優秀な社員が、育児や介護を理由に辞めていく。中小企業にとって、これは大きな損失です。代わりの人を採るのは簡単ではありません。働き方に少し幅を持たせるだけで、その人に働き続けてもらえることがあります。両立を支える職場は、結果として人を手放さずに済みます。
総務省の調査では、介護や看護を理由に直近一年間で仕事を辞めた人は10.6万人にのぼります。育児を理由とした離職も少なくありません。本人が辞めたくて辞めるわけではなく、両立できない職場の事情で離れていく場合が多いのです。
総務省統計局「令和4年就業構造基本調査結果」https://www.stat.go.jp/data/shugyou/2022/index.html
立派な制度をつくる前に、まず事情を打ち明けやすい雰囲気を整えることが先です。介護や育児を抱えていることを言い出せず、限界がきて急に辞める。これがいちばん避けたい形です。上司が定期的に状況を聞き、使える休みや時短の選択肢を一緒に考える。それだけで辞めずに済む人がいます。
誰かが時短や休みに入ると、その人の仕事が宙に浮きます。日々の業務を書き出して整理し、誰が何を引き継ぐのかをAIにまとめさせると、抜けや偏りを防げます。マニュアルの下書きもAIに作らせておけば、急な休みにも慌てずに回せます。一人に仕事が貼りついた状態をほどいておくことが、両立支援の土台になります。
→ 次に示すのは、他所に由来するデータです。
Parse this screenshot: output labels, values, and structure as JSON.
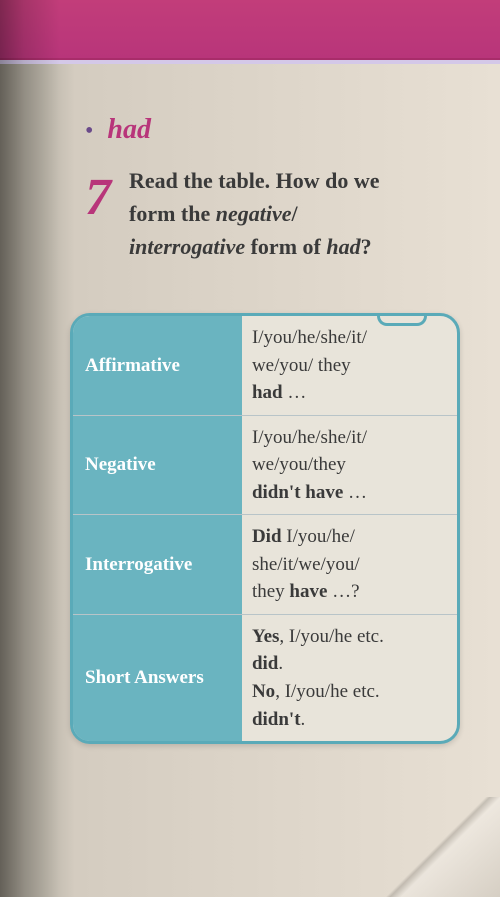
{
  "header": {
    "bar_color": "#b8357a",
    "divider_color": "#d4c8e8"
  },
  "heading": {
    "bullet": "•",
    "word": "had",
    "word_color": "#b8357a"
  },
  "exercise": {
    "number": "7",
    "line1": "Read the table. How do we",
    "line2a": "form the ",
    "line2b": "negative",
    "line2c": "/",
    "line3a": "interrogative",
    "line3b": " form of ",
    "line3c": "had",
    "line3d": "?"
  },
  "table": {
    "border_color": "#5aaab8",
    "header_bg": "#6ab4c0",
    "header_text_color": "#ffffff",
    "cell_bg": "#e8e4da",
    "cell_text_color": "#3a3a3a",
    "row_divider_color": "#b8c4c8",
    "rows": [
      {
        "label": "Affirmative",
        "l1": "I/you/he/she/it/",
        "l2": "we/you/ they",
        "l3a": "had",
        "l3b": " …"
      },
      {
        "label": "Negative",
        "l1": "I/you/he/she/it/",
        "l2": "we/you/they",
        "l3a": "didn't have",
        "l3b": " …"
      },
      {
        "label": "Interrogative",
        "l1a": "Did",
        "l1b": " I/you/he/",
        "l2": "she/it/we/you/",
        "l3a": "they ",
        "l3b": "have",
        "l3c": " …?"
      },
      {
        "label": "Short Answers",
        "l1a": "Yes",
        "l1b": ", I/you/he etc.",
        "l2a": "did",
        "l2b": ".",
        "l3a": "No",
        "l3b": ", I/you/he etc.",
        "l4a": "didn't",
        "l4b": "."
      }
    ]
  }
}
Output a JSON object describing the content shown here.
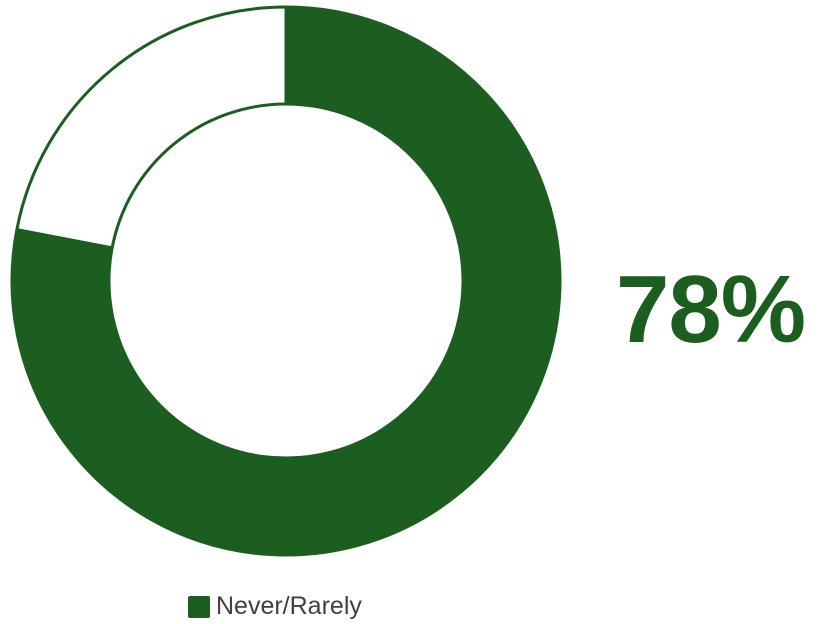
{
  "chart_data": {
    "type": "pie",
    "subtype": "donut",
    "slices": [
      {
        "label": "Never/Rarely",
        "value": 78,
        "color": "#1b5e20"
      },
      {
        "label": "",
        "value": 22,
        "color": "#ffffff"
      }
    ],
    "center_label": "78%",
    "legend": {
      "position": "bottom",
      "entries": [
        "Never/Rarely"
      ]
    }
  },
  "colors": {
    "accent": "#1b5e20",
    "legend_text": "#404040",
    "background": "#ffffff"
  }
}
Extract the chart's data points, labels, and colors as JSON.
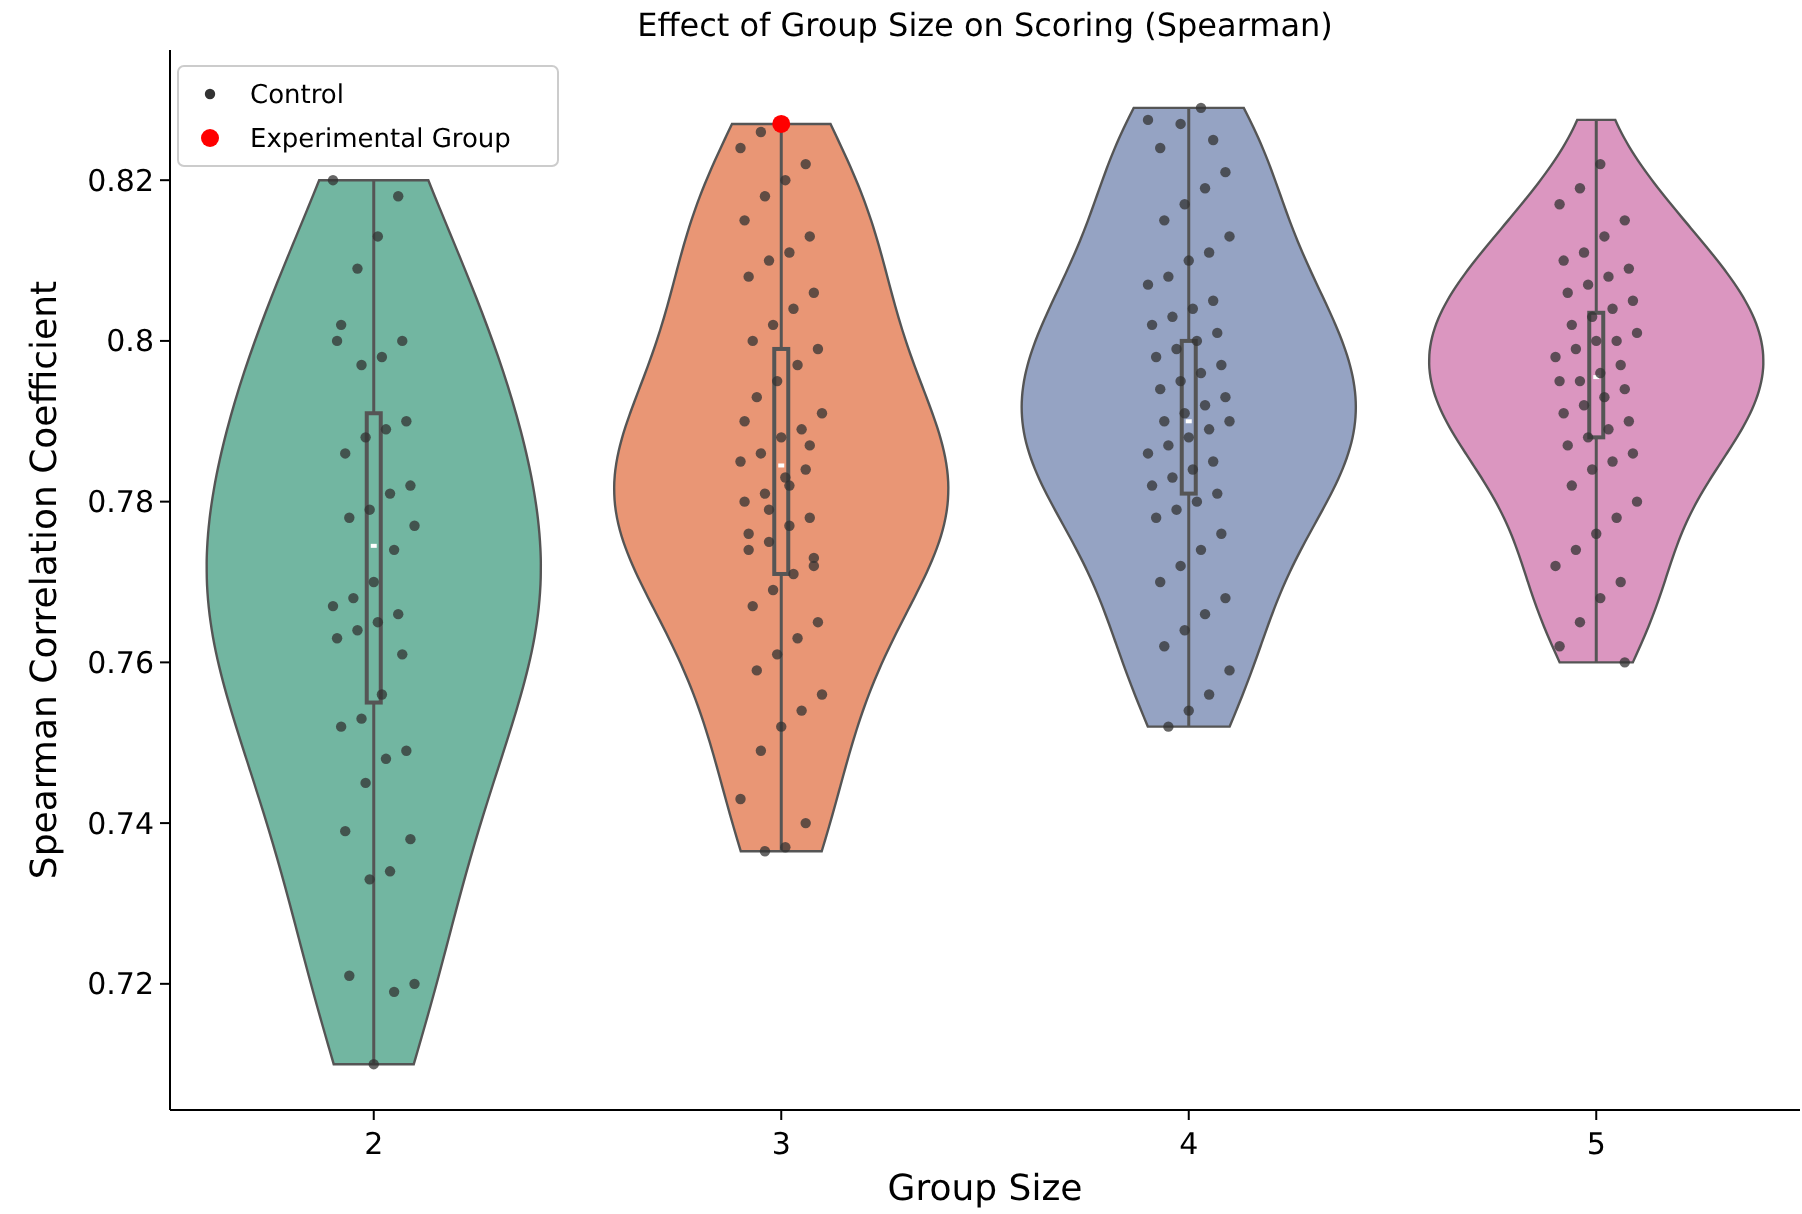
{
  "chart_data": {
    "type": "box",
    "title": "Effect of Group Size on Scoring (Spearman)",
    "xlabel": "Group Size",
    "ylabel": "Spearman Correlation Coefficient",
    "categories": [
      "2",
      "3",
      "4",
      "5"
    ],
    "colors": [
      "#72b6a1",
      "#e99675",
      "#95a3c3",
      "#db96c0"
    ],
    "boxes": [
      {
        "low": 0.71,
        "q1": 0.755,
        "median": 0.7745,
        "q3": 0.791,
        "high": 0.82
      },
      {
        "low": 0.7365,
        "q1": 0.771,
        "median": 0.7845,
        "q3": 0.799,
        "high": 0.827
      },
      {
        "low": 0.752,
        "q1": 0.781,
        "median": 0.79,
        "q3": 0.8,
        "high": 0.829
      },
      {
        "low": 0.76,
        "q1": 0.788,
        "median": 0.7955,
        "q3": 0.8035,
        "high": 0.8275
      }
    ],
    "ylim": [
      0.7043,
      0.8362
    ],
    "yticks": [
      0.72,
      0.74,
      0.76,
      0.78,
      0.8,
      0.82
    ],
    "grid": false,
    "legend": "top left",
    "marker": "circle",
    "series": [
      {
        "type": "scatter",
        "name": "Control",
        "color": "#333333",
        "x": [
          "2",
          "2",
          "2",
          "2",
          "2",
          "2",
          "2",
          "2",
          "2",
          "2",
          "2",
          "2",
          "2",
          "2",
          "2",
          "2",
          "2",
          "2",
          "2",
          "2",
          "2",
          "2",
          "2",
          "2",
          "2",
          "2",
          "2",
          "2",
          "2",
          "2",
          "2",
          "2",
          "2",
          "2",
          "2",
          "2",
          "2",
          "2",
          "2",
          "2",
          "2",
          "3",
          "3",
          "3",
          "3",
          "3",
          "3",
          "3",
          "3",
          "3",
          "3",
          "3",
          "3",
          "3",
          "3",
          "3",
          "3",
          "3",
          "3",
          "3",
          "3",
          "3",
          "3",
          "3",
          "3",
          "3",
          "3",
          "3",
          "3",
          "3",
          "3",
          "3",
          "3",
          "3",
          "3",
          "3",
          "3",
          "3",
          "3",
          "3",
          "3",
          "3",
          "3",
          "3",
          "3",
          "3",
          "3",
          "3",
          "3",
          "3",
          "3",
          "3",
          "3",
          "3",
          "4",
          "4",
          "4",
          "4",
          "4",
          "4",
          "4",
          "4",
          "4",
          "4",
          "4",
          "4",
          "4",
          "4",
          "4",
          "4",
          "4",
          "4",
          "4",
          "4",
          "4",
          "4",
          "4",
          "4",
          "4",
          "4",
          "4",
          "4",
          "4",
          "4",
          "4",
          "4",
          "4",
          "4",
          "4",
          "4",
          "4",
          "4",
          "4",
          "4",
          "4",
          "4",
          "4",
          "4",
          "4",
          "4",
          "4",
          "4",
          "4",
          "4",
          "4",
          "4",
          "4",
          "4",
          "4",
          "5",
          "5",
          "5",
          "5",
          "5",
          "5",
          "5",
          "5",
          "5",
          "5",
          "5",
          "5",
          "5",
          "5",
          "5",
          "5",
          "5",
          "5",
          "5",
          "5",
          "5",
          "5",
          "5",
          "5",
          "5",
          "5",
          "5",
          "5",
          "5",
          "5",
          "5",
          "5",
          "5",
          "5",
          "5",
          "5",
          "5",
          "5",
          "5",
          "5",
          "5",
          "5",
          "5",
          "5",
          "5",
          "5"
        ],
        "values": [
          0.82,
          0.818,
          0.813,
          0.809,
          0.8,
          0.8,
          0.798,
          0.797,
          0.802,
          0.79,
          0.789,
          0.788,
          0.786,
          0.782,
          0.781,
          0.779,
          0.778,
          0.777,
          0.774,
          0.77,
          0.768,
          0.767,
          0.766,
          0.765,
          0.764,
          0.763,
          0.761,
          0.756,
          0.753,
          0.752,
          0.749,
          0.748,
          0.745,
          0.739,
          0.738,
          0.734,
          0.733,
          0.721,
          0.72,
          0.719,
          0.71,
          0.826,
          0.824,
          0.822,
          0.82,
          0.818,
          0.815,
          0.813,
          0.811,
          0.81,
          0.808,
          0.806,
          0.804,
          0.802,
          0.8,
          0.799,
          0.797,
          0.795,
          0.793,
          0.791,
          0.789,
          0.788,
          0.786,
          0.785,
          0.784,
          0.783,
          0.781,
          0.78,
          0.778,
          0.777,
          0.775,
          0.774,
          0.773,
          0.771,
          0.769,
          0.767,
          0.765,
          0.763,
          0.761,
          0.759,
          0.756,
          0.754,
          0.752,
          0.749,
          0.743,
          0.74,
          0.737,
          0.7365,
          0.79,
          0.787,
          0.782,
          0.779,
          0.776,
          0.772,
          0.829,
          0.827,
          0.824,
          0.821,
          0.819,
          0.817,
          0.815,
          0.813,
          0.811,
          0.81,
          0.808,
          0.807,
          0.805,
          0.804,
          0.803,
          0.802,
          0.801,
          0.8,
          0.799,
          0.798,
          0.797,
          0.796,
          0.795,
          0.794,
          0.793,
          0.792,
          0.791,
          0.79,
          0.79,
          0.789,
          0.788,
          0.787,
          0.786,
          0.785,
          0.784,
          0.783,
          0.782,
          0.781,
          0.78,
          0.779,
          0.778,
          0.776,
          0.774,
          0.772,
          0.77,
          0.768,
          0.766,
          0.764,
          0.762,
          0.759,
          0.756,
          0.754,
          0.752,
          0.8275,
          0.825,
          0.822,
          0.819,
          0.817,
          0.815,
          0.813,
          0.811,
          0.81,
          0.809,
          0.808,
          0.807,
          0.806,
          0.805,
          0.804,
          0.803,
          0.802,
          0.801,
          0.8,
          0.8,
          0.799,
          0.798,
          0.797,
          0.796,
          0.795,
          0.795,
          0.794,
          0.793,
          0.792,
          0.791,
          0.79,
          0.789,
          0.788,
          0.787,
          0.786,
          0.785,
          0.784,
          0.782,
          0.78,
          0.778,
          0.776,
          0.774,
          0.772,
          0.77,
          0.768,
          0.765,
          0.762,
          0.76
        ]
      },
      {
        "type": "scatter",
        "name": "Experimental Group",
        "color": "#ff0000",
        "x": [
          "3"
        ],
        "values": [
          0.827
        ]
      }
    ]
  }
}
両立支援で忘れてはいけないのが、穴を埋める側の社員です。誰かの分まで仕事を引き受ける人に負担が偏ると、その人が次に辞めかねません。仕事を一人に寄せず、チームで分ける。手伝ってくれた人にも、きちんと感謝し、評価で報いる。こうした配りが、支援を長続きさせます。また、時短や休職から元の働き方に戻りやすい道を用意しておくことも大切です。戻る場所があると分かれば、本人は安心して制度を使えますし、復帰したときにも力を発揮しやすくなります。誰か一人のための特別扱いではなく、全員がいつか使えるものとして整える。その姿勢が、職場全体の安心につながります。
両立支援は、いまその制度を使う人だけでなく、これから家庭の事情を抱えるかもしれないすべての社員に向けた安心材料です。長く働ける会社だという評判は、採用の場面でも大きな強みになります。
両立支援は、特別な人のための制度ではありません。誰もがいつか直面することです。働き方に幅のある会社だと知られれば、採用の場面でも選ばれやすくなります。今いる人を手放さない工夫が、人手不足のなかで効いてきます。